Nat Rev Cancer. 2011 Feb;11(2):135-41. doi: 10.1038/nrc3001.
An enduring problem in cancer research is the failure to reproduce highly encouraging preclinical therapeutic findings using transplanted or spontaneous primary tumours in mice in clinical trials of patients with advanced metastatic disease. There are several reasons for this, including the failure to model established, visceral metastatic disease. We therefore developed various models of aggressive multi-organ spontaneous metastasis after surgical resection of orthotopically transplanted human tumour xenografts.
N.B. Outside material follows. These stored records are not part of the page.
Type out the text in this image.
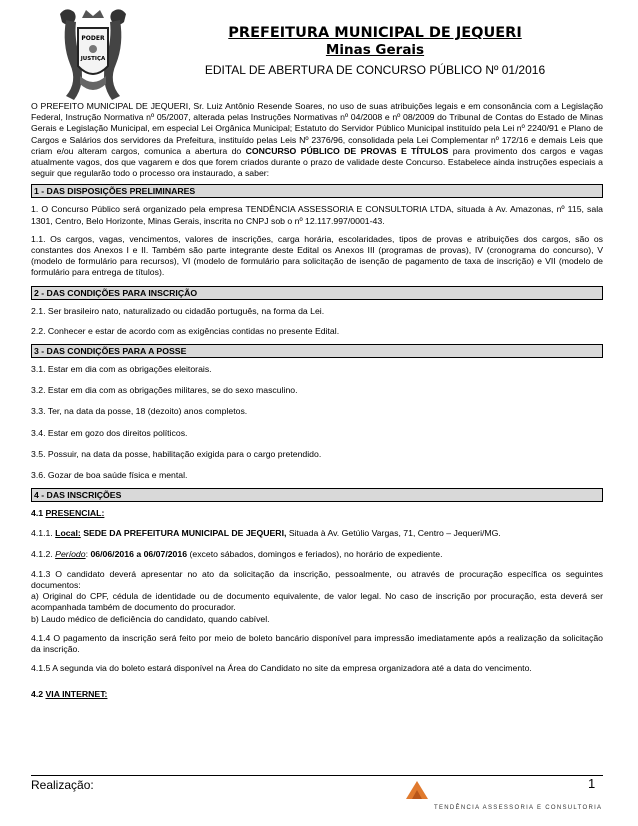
PODER
JUSTIÇA
PREFEITURA MUNICIPAL DE JEQUERI
Minas Gerais
EDITAL DE ABERTURA DE CONCURSO PÚBLICO Nº 01/2016

O PREFEITO MUNICIPAL DE JEQUERI, Sr. Luiz Antônio Resende Soares, no uso de suas atribuições legais e em consonância com a Legislação Federal, Instrução Normativa nº 05/2007, alterada pelas Instruções Normativas nº 04/2008 e nº 08/2009 do Tribunal de Contas do Estado de Minas Gerais e Legislação Municipal, em especial Lei Orgânica Municipal; Estatuto do Servidor Público Municipal instituído pela Lei nº 2240/91 e Plano de Cargos e Salários dos servidores da Prefeitura, instituído pelas Leis Nº 2376/96, consolidada pela Lei Complementar nº 172/16 e demais Leis que criam e/ou alteram cargos, comunica a abertura do CONCURSO PÚBLICO DE PROVAS E TÍTULOS para provimento dos cargos e vagas atualmente vagos, dos que vagarem e dos que forem criados durante o prazo de validade deste Concurso. Estabelece ainda instruções especiais a seguir que regularão todo o processo ora instaurado, a saber:

1 - DAS DISPOSIÇÕES PRELIMINARES

1. O Concurso Público será organizado pela empresa TENDÊNCIA ASSESSORIA E CONSULTORIA LTDA, situada à Av. Amazonas, nº 115, sala 1301, Centro, Belo Horizonte, Minas Gerais, inscrita no CNPJ sob o nº 12.117.997/0001-43.

1.1. Os cargos, vagas, vencimentos, valores de inscrições, carga horária, escolaridades, tipos de provas e atribuições dos cargos, são os constantes dos Anexos I e II. Também são parte integrante deste Edital os Anexos III (programas de provas), IV (cronograma do concurso), V (modelo de formulário para recursos), VI (modelo de formulário para solicitação de isenção de pagamento de taxa de inscrição) e VII (modelo de formulário para entrega de títulos).

2 - DAS CONDIÇÕES PARA INSCRIÇÃO

2.1. Ser brasileiro nato, naturalizado ou cidadão português, na forma da Lei.

2.2. Conhecer e estar de acordo com as exigências contidas no presente Edital.

3 - DAS CONDIÇÕES PARA A POSSE

3.1. Estar em dia com as obrigações eleitorais.

3.2. Estar em dia com as obrigações militares, se do sexo masculino.

3.3. Ter, na data da posse, 18 (dezoito) anos completos.

3.4. Estar em gozo dos direitos políticos.

3.5. Possuir, na data da posse, habilitação exigida para o cargo pretendido.

3.6. Gozar de boa saúde física e mental.

4 - DAS INSCRIÇÕES

4.1 PRESENCIAL:

4.1.1. Local: SEDE DA PREFEITURA MUNICIPAL DE JEQUERI, Situada à Av. Getúlio Vargas, 71, Centro – Jequeri/MG.

4.1.2. Período: 06/06/2016 a 06/07/2016 (exceto sábados, domingos e feriados), no horário de expediente.

4.1.3 O candidato deverá apresentar no ato da solicitação da inscrição, pessoalmente, ou através de procuração específica os seguintes documentos:

a) Original do CPF, cédula de identidade ou de documento equivalente, de valor legal. No caso de inscrição por procuração, esta deverá ser acompanhada também de documento do procurador.

b) Laudo médico de deficiência do candidato, quando cabível.

4.1.4 O pagamento da inscrição será feito por meio de boleto bancário disponível para impressão imediatamente após a realização da solicitação da inscrição.

4.1.5 A segunda via do boleto estará disponível na Área do Candidato no site da empresa organizadora até a data do vencimento.

4.2 VIA INTERNET:

Realização:	1
TENDÊNCIA ASSESSORIA E CONSULTORIA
In this Opinion article we provide a personal perspective summarizing the prospect of their increased clinical relevance. This includes the reduced efficacy of certain targeted anticancer drugs, the late emergence of spontaneous brain metastases and the clinical trial results evaluating a highly effective therapeutic strategy previously tested using such models.
癌症研究中一个持久存在的问题是,在晚期转移性疾病患者的临床试验中,使用移植或自发的原发性肿瘤在小鼠中重现高度有希望的临床前治疗发现的失败。造成这种情况的原因有几个,包括未能建立已建立的内脏转移性疾病模型。因此,我们开发了各种模型,用于模拟在同种异体移植人肿瘤异种移植物切除后发生的侵袭性多器官自发转移。在这篇观点文章中,我们提供了一个个人视角,总结了它们增加临床相关性的前景。这包括某些靶向抗癌药物疗效降低、自发性脑转移的迟发以及临床试验结果,这些结果评估了之前使用此类模型测试的一种非常有效的治疗策略。